Después de muchas aven­turas, se dirige a Goa y va siguiendo la costa de la Pesquería (llamada así por la pesca de perlas, alrededor de lo que actual­mente es Cochín y Bombay), para conver­tir a los infieles con la protección de los colonizadores portugueses; penetra en la India, realiza diversos milagros, y va a Ja­pón y a China, hasta que muere tras dura enfermedad. Sepultado en yeso, su cuerpo, pasados tres meses, es llevado intacto a Ma­laca y con un nuevo milagro libera al lugar de la peste. Bartoli, a lo largo de la narra­ción hagiográfica, pero empleando para los nombres la transcripción italiana, habla también del padre Gaspar Berceo que por orden de Javier va a Ormuz a discutir con los mahometanos, y después al Japón. A continuación están descritas nueve vidas de Padres: Melchor González, Pablo Valle, Alejo Madeira, Manuel Morales, Luis Mén­dez (muerto por los infieles), Nuño Ribeiro, envenenado en Amboino, Alfonso Cas­tro, martirizado, y otros. De modo particu­lar están exaltadas las admirables obras de los padres Diego Magalañes y Pedro Mascareñas. Notable es la actividad del padre Antonio Quadros que publica las constitu­ciones de la India y, en Japón, de los pa­dres Baltasar Gago y Juan Fernández. En las islas japonesas, los comienzos son du­ros, pero lentamente los esfuerzos de los padres hacen triunfar la fe.

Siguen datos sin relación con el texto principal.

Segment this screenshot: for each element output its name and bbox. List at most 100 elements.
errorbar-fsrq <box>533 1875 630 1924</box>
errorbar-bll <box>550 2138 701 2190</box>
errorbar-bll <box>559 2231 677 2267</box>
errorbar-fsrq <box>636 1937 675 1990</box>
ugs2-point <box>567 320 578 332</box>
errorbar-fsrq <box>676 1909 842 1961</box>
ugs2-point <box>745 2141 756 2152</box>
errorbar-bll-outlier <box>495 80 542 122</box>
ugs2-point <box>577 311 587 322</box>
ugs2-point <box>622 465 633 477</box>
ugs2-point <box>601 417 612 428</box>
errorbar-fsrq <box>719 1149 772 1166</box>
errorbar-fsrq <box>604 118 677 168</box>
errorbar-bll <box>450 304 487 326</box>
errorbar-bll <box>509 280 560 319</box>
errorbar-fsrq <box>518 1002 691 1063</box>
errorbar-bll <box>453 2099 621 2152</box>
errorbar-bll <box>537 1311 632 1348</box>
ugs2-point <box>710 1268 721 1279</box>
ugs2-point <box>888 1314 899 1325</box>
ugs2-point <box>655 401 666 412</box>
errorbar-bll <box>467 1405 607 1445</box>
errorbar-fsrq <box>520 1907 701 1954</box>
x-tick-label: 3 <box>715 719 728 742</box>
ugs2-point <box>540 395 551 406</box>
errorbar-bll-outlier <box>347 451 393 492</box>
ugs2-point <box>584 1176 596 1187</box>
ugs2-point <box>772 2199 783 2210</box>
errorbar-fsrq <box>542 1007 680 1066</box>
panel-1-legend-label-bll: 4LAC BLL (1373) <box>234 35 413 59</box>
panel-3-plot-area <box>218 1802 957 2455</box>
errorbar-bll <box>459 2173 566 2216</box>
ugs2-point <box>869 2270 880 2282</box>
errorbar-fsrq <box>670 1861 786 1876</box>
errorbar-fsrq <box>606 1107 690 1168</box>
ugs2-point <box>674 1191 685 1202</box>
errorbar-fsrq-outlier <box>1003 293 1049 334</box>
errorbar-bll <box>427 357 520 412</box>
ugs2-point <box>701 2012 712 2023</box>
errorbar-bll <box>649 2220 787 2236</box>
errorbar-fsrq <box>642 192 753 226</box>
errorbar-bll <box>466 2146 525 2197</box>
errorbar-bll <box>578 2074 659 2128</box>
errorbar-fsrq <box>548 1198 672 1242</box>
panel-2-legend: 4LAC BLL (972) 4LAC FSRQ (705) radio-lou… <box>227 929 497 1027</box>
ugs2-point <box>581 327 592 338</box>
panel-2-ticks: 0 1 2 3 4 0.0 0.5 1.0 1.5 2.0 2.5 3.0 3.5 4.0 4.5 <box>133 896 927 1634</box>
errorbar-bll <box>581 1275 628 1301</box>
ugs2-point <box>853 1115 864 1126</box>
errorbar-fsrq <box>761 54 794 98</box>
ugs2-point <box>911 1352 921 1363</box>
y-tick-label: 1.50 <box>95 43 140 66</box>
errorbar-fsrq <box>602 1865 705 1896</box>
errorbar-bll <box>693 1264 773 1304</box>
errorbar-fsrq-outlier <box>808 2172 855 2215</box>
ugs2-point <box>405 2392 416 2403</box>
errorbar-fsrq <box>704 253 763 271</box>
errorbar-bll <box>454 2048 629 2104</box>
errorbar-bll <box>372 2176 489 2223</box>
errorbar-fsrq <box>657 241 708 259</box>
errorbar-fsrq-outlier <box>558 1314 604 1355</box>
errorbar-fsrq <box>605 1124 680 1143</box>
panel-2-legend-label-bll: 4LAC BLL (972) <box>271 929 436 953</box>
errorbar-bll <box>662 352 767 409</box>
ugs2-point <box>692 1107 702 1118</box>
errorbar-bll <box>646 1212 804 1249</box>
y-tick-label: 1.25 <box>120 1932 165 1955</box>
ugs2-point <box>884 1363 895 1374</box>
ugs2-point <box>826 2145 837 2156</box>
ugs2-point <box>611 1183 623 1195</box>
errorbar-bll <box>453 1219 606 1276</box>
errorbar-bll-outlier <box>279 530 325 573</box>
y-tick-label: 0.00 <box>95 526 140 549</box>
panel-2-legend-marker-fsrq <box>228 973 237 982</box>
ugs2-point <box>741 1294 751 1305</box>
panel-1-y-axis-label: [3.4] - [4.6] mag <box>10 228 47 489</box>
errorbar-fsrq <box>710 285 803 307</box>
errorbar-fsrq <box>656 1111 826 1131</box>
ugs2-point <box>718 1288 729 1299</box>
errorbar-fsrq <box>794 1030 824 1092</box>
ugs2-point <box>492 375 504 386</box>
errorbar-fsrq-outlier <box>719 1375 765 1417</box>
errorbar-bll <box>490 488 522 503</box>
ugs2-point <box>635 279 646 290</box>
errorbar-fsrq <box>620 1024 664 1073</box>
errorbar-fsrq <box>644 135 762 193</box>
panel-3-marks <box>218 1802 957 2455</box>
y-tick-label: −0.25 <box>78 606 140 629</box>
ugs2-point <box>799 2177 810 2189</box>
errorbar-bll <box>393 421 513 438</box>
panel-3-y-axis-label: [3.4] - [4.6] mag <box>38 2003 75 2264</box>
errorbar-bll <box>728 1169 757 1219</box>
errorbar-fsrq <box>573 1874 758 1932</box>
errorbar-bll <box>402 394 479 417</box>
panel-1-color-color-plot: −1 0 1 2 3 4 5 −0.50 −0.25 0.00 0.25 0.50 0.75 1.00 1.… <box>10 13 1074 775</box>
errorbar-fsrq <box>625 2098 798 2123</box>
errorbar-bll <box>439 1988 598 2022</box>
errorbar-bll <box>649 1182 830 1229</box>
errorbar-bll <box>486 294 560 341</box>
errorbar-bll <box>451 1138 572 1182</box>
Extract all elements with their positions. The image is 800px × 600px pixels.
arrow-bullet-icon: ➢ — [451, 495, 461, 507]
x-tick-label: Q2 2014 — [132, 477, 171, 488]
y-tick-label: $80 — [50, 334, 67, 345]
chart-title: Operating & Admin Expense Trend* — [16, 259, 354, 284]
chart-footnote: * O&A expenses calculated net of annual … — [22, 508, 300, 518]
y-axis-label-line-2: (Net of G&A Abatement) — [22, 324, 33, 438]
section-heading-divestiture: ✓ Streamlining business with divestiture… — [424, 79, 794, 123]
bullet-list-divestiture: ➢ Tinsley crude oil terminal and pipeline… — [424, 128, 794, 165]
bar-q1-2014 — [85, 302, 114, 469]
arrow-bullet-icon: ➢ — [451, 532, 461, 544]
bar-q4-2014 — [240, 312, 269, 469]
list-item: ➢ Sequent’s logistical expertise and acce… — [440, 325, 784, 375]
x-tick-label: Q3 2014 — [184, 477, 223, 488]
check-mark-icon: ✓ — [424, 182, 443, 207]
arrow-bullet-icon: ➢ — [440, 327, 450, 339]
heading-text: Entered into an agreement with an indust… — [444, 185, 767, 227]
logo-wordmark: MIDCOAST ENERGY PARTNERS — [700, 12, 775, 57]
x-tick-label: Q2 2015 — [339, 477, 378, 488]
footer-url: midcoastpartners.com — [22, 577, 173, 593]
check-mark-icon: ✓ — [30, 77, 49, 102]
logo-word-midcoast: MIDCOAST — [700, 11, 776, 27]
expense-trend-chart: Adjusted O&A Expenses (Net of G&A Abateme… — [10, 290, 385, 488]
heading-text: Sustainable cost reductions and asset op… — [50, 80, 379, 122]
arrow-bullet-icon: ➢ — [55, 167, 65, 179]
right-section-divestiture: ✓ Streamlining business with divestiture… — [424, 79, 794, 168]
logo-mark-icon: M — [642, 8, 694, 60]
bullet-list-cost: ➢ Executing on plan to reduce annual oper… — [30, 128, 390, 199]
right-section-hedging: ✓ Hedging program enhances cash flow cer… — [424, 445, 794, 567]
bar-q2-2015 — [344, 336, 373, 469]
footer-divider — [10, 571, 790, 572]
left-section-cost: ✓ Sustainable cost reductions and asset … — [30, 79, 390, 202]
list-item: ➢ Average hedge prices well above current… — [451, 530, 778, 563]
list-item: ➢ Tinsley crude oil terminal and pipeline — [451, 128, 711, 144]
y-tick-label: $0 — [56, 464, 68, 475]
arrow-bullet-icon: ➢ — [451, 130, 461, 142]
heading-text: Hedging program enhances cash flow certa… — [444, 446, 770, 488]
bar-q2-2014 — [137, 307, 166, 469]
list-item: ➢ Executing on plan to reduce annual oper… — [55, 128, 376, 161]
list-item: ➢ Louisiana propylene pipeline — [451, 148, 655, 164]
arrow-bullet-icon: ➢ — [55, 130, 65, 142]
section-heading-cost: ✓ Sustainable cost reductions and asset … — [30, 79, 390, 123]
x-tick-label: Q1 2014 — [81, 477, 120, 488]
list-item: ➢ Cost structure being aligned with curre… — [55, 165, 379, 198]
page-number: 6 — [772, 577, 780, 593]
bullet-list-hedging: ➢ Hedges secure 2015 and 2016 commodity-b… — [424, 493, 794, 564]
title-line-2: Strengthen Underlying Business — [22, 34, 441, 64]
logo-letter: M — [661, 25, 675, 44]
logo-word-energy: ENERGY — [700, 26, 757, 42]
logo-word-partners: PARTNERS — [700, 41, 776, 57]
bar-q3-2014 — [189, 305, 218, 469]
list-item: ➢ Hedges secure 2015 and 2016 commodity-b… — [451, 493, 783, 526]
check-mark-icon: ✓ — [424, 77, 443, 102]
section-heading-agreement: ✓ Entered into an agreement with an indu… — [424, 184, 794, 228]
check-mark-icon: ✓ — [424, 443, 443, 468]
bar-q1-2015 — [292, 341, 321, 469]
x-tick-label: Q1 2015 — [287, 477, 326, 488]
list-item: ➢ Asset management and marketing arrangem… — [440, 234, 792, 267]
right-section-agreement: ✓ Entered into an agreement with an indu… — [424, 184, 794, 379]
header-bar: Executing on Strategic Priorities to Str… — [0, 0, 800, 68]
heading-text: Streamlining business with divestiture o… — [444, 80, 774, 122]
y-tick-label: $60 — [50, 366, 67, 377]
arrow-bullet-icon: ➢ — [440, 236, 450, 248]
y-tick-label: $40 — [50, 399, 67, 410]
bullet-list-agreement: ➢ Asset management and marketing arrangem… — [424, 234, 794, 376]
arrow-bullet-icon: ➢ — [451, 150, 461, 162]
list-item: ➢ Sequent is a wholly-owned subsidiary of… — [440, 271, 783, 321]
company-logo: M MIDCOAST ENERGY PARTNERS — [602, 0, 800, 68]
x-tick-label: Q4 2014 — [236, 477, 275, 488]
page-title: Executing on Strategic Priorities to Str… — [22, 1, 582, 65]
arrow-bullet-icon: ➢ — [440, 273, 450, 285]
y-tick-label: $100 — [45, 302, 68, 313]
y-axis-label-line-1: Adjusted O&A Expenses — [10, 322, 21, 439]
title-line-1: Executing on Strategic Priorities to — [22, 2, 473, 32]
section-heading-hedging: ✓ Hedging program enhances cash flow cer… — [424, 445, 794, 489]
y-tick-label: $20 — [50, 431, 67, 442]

Siguen varias narraciones relativas a los beneficios par­ticulares de la difusión del Cristianismo, es­pecialmente del padre Cosme Torres que en 1570 muere dejando una colectividad de treinta mil cristianos con cincuenta igle­sias y el ejemplo de numerosos mártires; se había dirigido precisamente a Japón, acompañando a Javier, pronto canonizado, junto con Juan Fernández. La amplia obra de Bartoli, subdividida en varios sectores según la cronología de las misiones de la Compañía y en particular las aventuras bio­gráficas de los distintos padres, puede considerarse como una recopilación de vidas, de viajes y de empresas que, más que a las reglas de la historia, se adapta a los crite­rios de la retórica y de la hagiografía. Esta obra, continuada en 1660 con los cinco li­bros del Japón y en 1661 con los cuatro de China, muestra una mezcla de la propagan­da religiosa, grandilocuente y a menudo bien combinada en los distintos detalles, y del arte, con cuadritos vivaces; descripcio­nes de lugares lejanos y casi fabulosos, y de pueblos deformados por la fantasía popu­lar, y considerados impíos y salvajes. For­man parte del estilo peculiar de Bartoli también en esta Asia «descrita» por él, la afición a lo macabro y a lo terrible, espe­cialmente en las catástrofes y milagros, y el sentido completamente barroco de lo grandioso en las empresas marineras: mo­tivos, también éstos, de colorismo eficaz y plenamente entonados a los refinamientos de un estilo ornamental.